Depends on who wrote the firmware. Busybox (which is what most of those run) definitely has support for VLAN's, but the manufacturer may have decided not to include that in the UI.

 

[Donald]

Generally you give them one port as the bridge between Their Stuff and The Rest Of the World, and firewall the snot out of that network.

I think there are 4 or 5 devices connected to a unmanaged switch which is connected to Unifi switch.

If I display all the clients on the Unifi management software one says it's connected to the Unifi switch port the rest show active but no indication of how they are connected.

 

[Donald]

So I swapped in a spare Unifi 8 port switch. Setup the VLAN tagging. The video switching console was not powered up. The company that installed the new video equipment decided to use a POE unmanaged switch. Unsure why. The video switch console had a detachable AC power cord that they never plugged in even though an outlet was 2 feet away. So they charged the church for a unmanaged POE switch. Rather than a cheaper non-POE unmanaged switch and plugging in the AC power cord of the video switcher.

Obviously what they really needed to do was install a Unifi managed switch.

The people at church overseeing this project don't understand my concerns.
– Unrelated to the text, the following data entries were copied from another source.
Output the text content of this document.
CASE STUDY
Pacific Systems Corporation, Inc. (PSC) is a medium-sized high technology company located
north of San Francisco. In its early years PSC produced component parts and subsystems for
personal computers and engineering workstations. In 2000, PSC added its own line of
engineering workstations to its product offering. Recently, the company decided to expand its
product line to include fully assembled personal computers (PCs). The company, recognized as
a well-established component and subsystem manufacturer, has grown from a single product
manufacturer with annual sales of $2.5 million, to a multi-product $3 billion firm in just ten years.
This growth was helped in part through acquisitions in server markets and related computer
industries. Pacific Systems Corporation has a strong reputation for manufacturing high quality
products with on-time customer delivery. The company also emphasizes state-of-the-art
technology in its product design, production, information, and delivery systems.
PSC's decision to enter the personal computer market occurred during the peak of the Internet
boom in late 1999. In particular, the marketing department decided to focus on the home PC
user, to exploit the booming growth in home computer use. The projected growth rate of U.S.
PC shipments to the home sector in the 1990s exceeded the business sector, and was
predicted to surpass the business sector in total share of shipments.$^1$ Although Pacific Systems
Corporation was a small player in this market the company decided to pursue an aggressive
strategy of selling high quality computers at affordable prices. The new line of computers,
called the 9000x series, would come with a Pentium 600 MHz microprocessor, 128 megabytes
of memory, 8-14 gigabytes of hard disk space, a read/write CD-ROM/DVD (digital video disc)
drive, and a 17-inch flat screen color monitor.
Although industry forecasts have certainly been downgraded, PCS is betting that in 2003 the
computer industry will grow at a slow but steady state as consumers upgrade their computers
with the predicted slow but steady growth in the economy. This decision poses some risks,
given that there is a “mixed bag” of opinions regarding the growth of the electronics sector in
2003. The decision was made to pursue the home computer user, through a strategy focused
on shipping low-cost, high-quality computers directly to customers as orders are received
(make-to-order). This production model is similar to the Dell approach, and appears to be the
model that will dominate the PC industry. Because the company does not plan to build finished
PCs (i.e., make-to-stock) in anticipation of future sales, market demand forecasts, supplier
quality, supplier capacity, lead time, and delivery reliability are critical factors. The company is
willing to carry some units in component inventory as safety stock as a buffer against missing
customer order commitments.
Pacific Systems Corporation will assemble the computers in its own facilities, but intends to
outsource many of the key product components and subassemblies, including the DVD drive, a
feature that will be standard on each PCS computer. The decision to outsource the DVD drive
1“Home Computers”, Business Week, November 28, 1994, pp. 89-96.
I may be viewed as a difficult person to work with as I want things done right rather than just get them to work.

 

[tburke]

So I swapped in a spare Unifi 8 port switch. Setup the VLAN tagging. The video switching console was not powered up. The company that installed the new video equipment decided to use a POE unmanaged switch. Unsure why. The video switch console had a detachable AC power cord that they never plugged in even though an outlet was 2 feet away. So they charged the church for a unmanaged POE switch. Rather than a cheaper non-POE unmanaged switch and plugging in the AC power cord of the video switcher.

Obviously what they really needed to do was install a Unifi managed switch.

The people at church overseeing this project don't understand my concerns.

I may be viewed as a difficult person to work with as I want things done right rather than just get them to work.

Very likely that the POE unmanaged switch is what Joe-Bob's Video, Sound, and Cash Extraction had "extra" on the van. Easy sell, no extra effort required.

What they really needed to do (both the AVL company, and the church staff) was reach out to you, the person running/maintaining the church network, and ask "hey, we need X number of ports, as the church's network guy, how can you help us accomplish this requirement?"

If they are unwilling to include you in the process, IMO it is time to consider whether you feel your time and effort is worth the headache induced by a group that does not value your time and effort.

 

[Donald]

I also think it might not have been a good idea to ask the Audio/Video company to recommend what they need to upgrade the video system and then have them sell them what they recommend.

It seems like the complex light board that no one knows how to run, that the new video system has more capabilities but is more complex than anyone will know how to run.

The people who run all this production audio and video are volunteers who run a sound or video system once a month.

The powers that be approve the purchase based upon what was recommended then the volunteers are stuck running it. And they end up using 10% of the capabilities of the new equipment.

I half blame the top down church style of leadership.

 

[Donald]

So what do companies charge to manage the networks of small companies? It it a monthly fee of ?? Or an hourly fee when called that there is something wrong?

The church has said that they want to eliminate a single point of failure (me). And have a company be available to help if I was not available. Or maybe eliminate me and have a company handle it period.

I cannot see a company too interested if all they are hired to do is to look at the network if I was not available. But more likely to just charge a monthly monitoring fee plus hourly to install new hardware they supply at a markup.

The thanks for setting everything up and donating 1/3 the hardware

So what do companies charge to monitor the network of small companies?